Rahowa believed sincerely that elsewhere around the world small secret, "pocket" Fellowships had also formed. But it was only in Philadelphia, the home of Cainism, that the Fellows had numbers enough to go public.

(In reality the Philadelphia New Fellowship was little better than a street gang with blue jackets as their colors and preaching Cain's old lessons of eliminating homelessness by eliminating the homeless. There was no charisma, no knowledge, no nothing. They were just thugs directing their negative energies towards the homeless.)

Yes, the New Fellowship was glorious indeed. Soon they would have control of Philadelphia, as their predecessors had. Soon statues of Adrian Cain would be erected in Washington D.C. Soon workers around the world would...

"Hey you!"

Rahowa turned. A couple of men were sitting around a fire in an alley. One of them had apparently noticed Rahowa as he walked by the alley’s mouth.
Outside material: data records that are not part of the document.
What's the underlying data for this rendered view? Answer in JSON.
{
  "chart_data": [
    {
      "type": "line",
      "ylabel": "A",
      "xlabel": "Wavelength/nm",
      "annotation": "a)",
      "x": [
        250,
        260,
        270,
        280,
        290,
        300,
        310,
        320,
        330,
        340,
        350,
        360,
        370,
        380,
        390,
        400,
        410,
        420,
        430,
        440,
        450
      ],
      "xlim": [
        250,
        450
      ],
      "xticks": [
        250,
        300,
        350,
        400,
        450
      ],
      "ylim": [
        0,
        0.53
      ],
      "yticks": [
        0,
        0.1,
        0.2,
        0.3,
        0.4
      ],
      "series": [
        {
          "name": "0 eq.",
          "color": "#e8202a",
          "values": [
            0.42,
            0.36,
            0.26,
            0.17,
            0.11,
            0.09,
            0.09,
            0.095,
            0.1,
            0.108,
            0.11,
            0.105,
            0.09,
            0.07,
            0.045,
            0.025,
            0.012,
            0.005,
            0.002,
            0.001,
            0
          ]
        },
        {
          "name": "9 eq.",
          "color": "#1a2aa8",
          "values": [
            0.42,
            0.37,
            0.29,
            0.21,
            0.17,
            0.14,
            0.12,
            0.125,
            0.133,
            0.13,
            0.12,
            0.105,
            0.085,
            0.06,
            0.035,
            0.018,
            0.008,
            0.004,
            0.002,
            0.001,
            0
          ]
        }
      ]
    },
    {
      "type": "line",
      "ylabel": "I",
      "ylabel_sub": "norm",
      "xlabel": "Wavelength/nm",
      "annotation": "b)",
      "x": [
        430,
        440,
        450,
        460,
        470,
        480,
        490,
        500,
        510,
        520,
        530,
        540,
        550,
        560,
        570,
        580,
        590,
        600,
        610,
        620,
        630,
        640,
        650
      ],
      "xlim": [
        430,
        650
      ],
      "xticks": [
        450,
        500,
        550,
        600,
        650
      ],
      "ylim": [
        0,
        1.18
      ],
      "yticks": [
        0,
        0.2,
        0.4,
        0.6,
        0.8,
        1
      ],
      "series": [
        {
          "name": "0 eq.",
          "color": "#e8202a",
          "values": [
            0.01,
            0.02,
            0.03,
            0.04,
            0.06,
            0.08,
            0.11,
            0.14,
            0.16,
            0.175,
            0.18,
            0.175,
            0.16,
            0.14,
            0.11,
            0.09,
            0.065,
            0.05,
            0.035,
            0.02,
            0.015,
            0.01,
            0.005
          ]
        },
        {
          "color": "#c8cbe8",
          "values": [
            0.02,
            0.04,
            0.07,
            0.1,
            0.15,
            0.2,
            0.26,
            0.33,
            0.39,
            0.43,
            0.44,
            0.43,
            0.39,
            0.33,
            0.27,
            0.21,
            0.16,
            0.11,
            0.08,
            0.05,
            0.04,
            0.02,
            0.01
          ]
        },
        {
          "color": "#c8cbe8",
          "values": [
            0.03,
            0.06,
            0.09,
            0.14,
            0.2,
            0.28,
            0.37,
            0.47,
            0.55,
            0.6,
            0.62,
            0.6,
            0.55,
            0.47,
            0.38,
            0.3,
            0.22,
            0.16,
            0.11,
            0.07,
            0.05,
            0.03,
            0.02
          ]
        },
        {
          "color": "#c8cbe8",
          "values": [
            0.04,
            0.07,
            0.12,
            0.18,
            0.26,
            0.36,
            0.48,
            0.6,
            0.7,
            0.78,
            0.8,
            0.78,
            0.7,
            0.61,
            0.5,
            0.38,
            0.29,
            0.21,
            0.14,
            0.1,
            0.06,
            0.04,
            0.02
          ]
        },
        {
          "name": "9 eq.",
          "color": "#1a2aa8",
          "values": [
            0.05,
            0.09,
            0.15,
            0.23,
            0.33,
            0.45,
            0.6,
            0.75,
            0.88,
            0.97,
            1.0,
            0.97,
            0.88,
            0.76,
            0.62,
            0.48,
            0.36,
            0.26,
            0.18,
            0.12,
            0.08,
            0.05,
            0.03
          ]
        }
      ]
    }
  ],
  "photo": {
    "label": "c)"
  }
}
They all stood up as they saw Rahowa’s jacket.

Then it dawned on him. They were bums, and a whole bunch of them. Rahowa suddenly wished he hadn’t been so bold as to wear the blue jacket in public without bringing any other New Fellows with him. He was vulnerable when he was alone, and people nowadays instinctually hated that jacket.

Deciding that caution was the better part of bravery, and self-preservation was the better part of caution, and cowardice was the better part of self-preservation, Rahowa ran like hell. He heard yells behind him.

“Get him!”

Rahowa ducked into a doorway as he rounded a corner. He made it just in time, too. The bums came right on his coattails. Luckily, they passed by his hiding place without noticing him. It was then that he truly realized the paradigm of Philadelphia had shifted. The homeless were a stronger force than the Fellowship. Now Fellows were being attacked by bums, when it should have been the other way around. He shook his head, then took of his jacket. He continued on to New Fellowship headquarters, taking all precautions to hide his identity.